Our lab studies the regulation of cardiac-specific gene expression during embryogenesis, and maladaptive myocardial responses to biomechanical or neurohormonal stress. We use chick, murine, ovine, and human systems to determine the role of cardiac transcription factors and promoter elements in: (1) cardiac myocyte specification, (2) regulation of cardiac gene expression during development and pathologic conditions, and (3) the induction of the fetal cardiac program during maladaptive hypertrophy and heart failure. We have focused on the Transcriptional Enhancer Factor-1 (TEF-1) multigene family of transcription factors and specifically DTEF-1, a cardiac enriched family member that is expressed early in development. DTEF-1 activates cardiac promoters and has been implicated in the regulation of pathologic hypertrophy and heart failure. It is believed to be an early marker of the cardiac phenotype. We also focus on identifying novel cardiac transcription factors involved in determination of the cardiac muscle phenotype.

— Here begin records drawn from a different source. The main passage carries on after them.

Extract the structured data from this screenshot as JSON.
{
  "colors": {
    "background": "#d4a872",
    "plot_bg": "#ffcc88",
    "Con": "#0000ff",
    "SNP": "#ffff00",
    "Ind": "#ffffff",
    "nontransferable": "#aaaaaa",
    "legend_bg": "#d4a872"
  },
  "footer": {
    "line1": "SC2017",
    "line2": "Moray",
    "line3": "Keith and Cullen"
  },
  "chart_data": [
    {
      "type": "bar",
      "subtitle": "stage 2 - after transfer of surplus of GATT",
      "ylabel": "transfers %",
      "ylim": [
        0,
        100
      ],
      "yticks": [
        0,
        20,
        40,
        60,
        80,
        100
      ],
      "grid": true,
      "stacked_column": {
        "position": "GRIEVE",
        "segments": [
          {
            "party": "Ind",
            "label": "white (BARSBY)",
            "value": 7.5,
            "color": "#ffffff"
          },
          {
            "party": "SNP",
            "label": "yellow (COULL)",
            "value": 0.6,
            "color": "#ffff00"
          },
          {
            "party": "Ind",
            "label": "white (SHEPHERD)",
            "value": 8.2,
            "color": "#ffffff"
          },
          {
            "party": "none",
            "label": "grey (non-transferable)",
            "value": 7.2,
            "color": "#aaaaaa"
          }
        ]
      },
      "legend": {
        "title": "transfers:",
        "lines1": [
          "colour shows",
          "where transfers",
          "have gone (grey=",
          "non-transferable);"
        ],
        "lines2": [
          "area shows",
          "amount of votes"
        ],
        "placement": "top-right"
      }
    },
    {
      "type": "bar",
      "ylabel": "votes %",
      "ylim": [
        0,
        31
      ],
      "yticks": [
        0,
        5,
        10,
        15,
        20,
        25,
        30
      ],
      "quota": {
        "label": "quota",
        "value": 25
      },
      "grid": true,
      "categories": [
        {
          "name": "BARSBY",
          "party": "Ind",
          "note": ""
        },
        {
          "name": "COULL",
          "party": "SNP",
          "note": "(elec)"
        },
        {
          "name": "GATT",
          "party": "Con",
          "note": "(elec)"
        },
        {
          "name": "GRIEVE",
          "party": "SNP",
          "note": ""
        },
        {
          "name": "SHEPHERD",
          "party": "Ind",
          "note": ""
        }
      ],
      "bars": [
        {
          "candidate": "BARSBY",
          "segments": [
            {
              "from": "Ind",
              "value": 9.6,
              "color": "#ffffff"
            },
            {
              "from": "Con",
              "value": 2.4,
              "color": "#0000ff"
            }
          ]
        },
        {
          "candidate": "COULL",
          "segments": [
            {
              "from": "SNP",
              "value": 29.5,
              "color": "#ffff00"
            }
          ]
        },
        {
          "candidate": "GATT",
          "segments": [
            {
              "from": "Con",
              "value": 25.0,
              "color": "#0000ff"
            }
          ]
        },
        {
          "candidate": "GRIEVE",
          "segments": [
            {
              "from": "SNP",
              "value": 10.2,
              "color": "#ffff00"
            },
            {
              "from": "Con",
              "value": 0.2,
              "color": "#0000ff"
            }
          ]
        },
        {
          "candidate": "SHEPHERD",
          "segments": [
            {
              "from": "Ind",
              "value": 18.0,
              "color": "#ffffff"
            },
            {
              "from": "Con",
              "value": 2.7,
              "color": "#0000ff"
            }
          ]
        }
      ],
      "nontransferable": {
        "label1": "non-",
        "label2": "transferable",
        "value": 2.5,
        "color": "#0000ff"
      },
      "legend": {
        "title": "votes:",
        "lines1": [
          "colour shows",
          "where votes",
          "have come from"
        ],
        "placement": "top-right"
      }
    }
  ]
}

Molecular and biochemical experiments are aimed at identifying transcriptional control mechanisms. Gain and loss of function experiments, in vivo, are also performed by manipulating these genes in both space and time using inducible Cre-lox transgenic mouse models. We also perform complex fetal cardiac surgery to generate novel ovine models of heart failure and congenital heart disease. Finally, we analyze the genomic complement and differential gene expression patterns in cardiac surgical specimens to identify potential mechanisms of human disease.
Our long term goal is to identify the mechanisms for the formation of myocardium and to characterize clinically relevant maladaptive responses of cardiac muscle. This information could be used to (1) devise genetic approaches to bioengineer cardiac myoblasts for cell transplantation in heart failure, (2) devise pharmacologic therapies for congenital and acquired heart disease, and (3) identify regenerative pathways or strategies for the failing heart.